Secondary Outcome Measures

Name	Time	Method
Area Under the Concentration-Time Curve of Islatravir Triphosphate in Peripheral Blood Mononuclear Cells From Time 0 to 168 Hours (AUC0-168hr)	4, 12, 24, 96, 120, 144, and 168 hours after islatravir administration. Value at predose was inferred from plasma predose sample.	Blood was collected to measure intracellular islatravir triphosphate concentration in peripheral blood mononuclear cells and determine AUC0-168hr.
Maximum Concentration (Cmax) of Islatravir Triphosphate in Peripheral Blood Mononuclear Cells	4, 12, 24, 96, 120, 144, and 168 hours after islatravir administration. Value at predose was inferred from plasma predose sample.	Blood was collected to measure intracellular islatravir triphosphate concentration in peripheral blood mononuclear cells and determine Cmax.
Concentration of Islatravir Triphosphate in Peripheral Blood Mononuclear Cells at 168 Hours Post-Dose (C168hr)	168 hours after islatravir administration	Blood was collected to measure intracellular islatravir triphosphate concentration in peripheral blood mononuclear cells and determine C168hr.
Time to Maximum Concentration (Tmax) of Islatravir Triphosphate in Peripheral Blood Mononuclear Cells	4, 12, 24, 96, 120, 144, and 168 hours after islatravir administration. Value at predose was inferred from plasma predose sample.	Blood was collected to measure intracellular islatravir triphosphate concentration in peripheral blood mononuclear cells and determine TMax.

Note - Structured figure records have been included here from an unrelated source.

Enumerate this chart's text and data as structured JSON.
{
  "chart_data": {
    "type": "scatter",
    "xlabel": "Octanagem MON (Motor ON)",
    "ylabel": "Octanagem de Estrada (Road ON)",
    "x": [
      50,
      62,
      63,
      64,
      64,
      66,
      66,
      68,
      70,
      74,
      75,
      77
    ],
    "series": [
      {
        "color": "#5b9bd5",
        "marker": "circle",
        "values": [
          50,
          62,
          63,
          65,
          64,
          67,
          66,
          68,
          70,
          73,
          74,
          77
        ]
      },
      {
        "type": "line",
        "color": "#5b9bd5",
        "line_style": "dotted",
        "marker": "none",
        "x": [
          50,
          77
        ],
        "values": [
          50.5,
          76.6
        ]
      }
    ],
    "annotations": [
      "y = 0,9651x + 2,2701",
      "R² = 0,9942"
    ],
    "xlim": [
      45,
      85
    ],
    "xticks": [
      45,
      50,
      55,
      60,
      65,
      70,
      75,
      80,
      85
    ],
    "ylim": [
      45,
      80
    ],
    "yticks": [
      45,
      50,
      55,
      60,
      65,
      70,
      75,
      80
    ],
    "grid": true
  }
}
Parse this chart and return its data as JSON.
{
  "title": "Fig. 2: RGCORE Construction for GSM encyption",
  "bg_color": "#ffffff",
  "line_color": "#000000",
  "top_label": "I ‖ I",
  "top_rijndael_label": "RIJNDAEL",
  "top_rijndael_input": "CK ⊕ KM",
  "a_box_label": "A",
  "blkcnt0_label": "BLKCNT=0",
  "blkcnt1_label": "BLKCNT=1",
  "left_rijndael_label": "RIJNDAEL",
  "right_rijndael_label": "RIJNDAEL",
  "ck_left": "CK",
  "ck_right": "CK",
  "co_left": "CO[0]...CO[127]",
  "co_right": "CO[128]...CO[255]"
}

Apparent Terminal Half-Life (t1/2) of Islatravir Triphosphate in Peripheral Blood Mononuclear Cells	4, 12, 24, 96, 120, 144, and 168 hours after islatravir administration. Value at predose was inferred from plasma predose sample.	Blood was collected to measure intracellular islatravir triphosphate concentration in peripheral blood mononuclear cells and determine apparent terminal t1/2.
Area Under the Plasma Concentration-Time Curve of Islatravir From Time 0 to 168 Hours (AUC0-168hr)	Predose and at 0.25, 0.5, 1, 2, 4, 8, 12, 24, 48, and 96 hours after islatravir administration. Value at 168 hours was extrapolated.	Blood was collected for the determination of AUC0-168hr of islatravir in plasma.
Maximum Plasma Concentration (Cmax) of Islatravir	Predose and at 0.25, 0.5, 1, 2, 4, 8, 12, 24, 48, and 96 hours after islatravir administration	Blood was collected for the determination of Cmax of islatravir in plasma.
Time to Maximum Plasma Concentration (Tmax) of Islatravir	Predose and at 0.25, 0.5, 1, 2, 4, 8, 12, 24, 48, and 96 hours after islatravir administration	Blood was collected for the determination of Tmax of islatravir in plasma.
Apparent Terminal Half-Life (t1/2) of Islatravir in Plasma	Predose and at 0.25, 0.5, 1, 2, 4, 8, 12, 24, 48, and 96 hours after islatravir administration	Blood was collected for the determination of apparent terminal t1/2 of islatravir in plasma.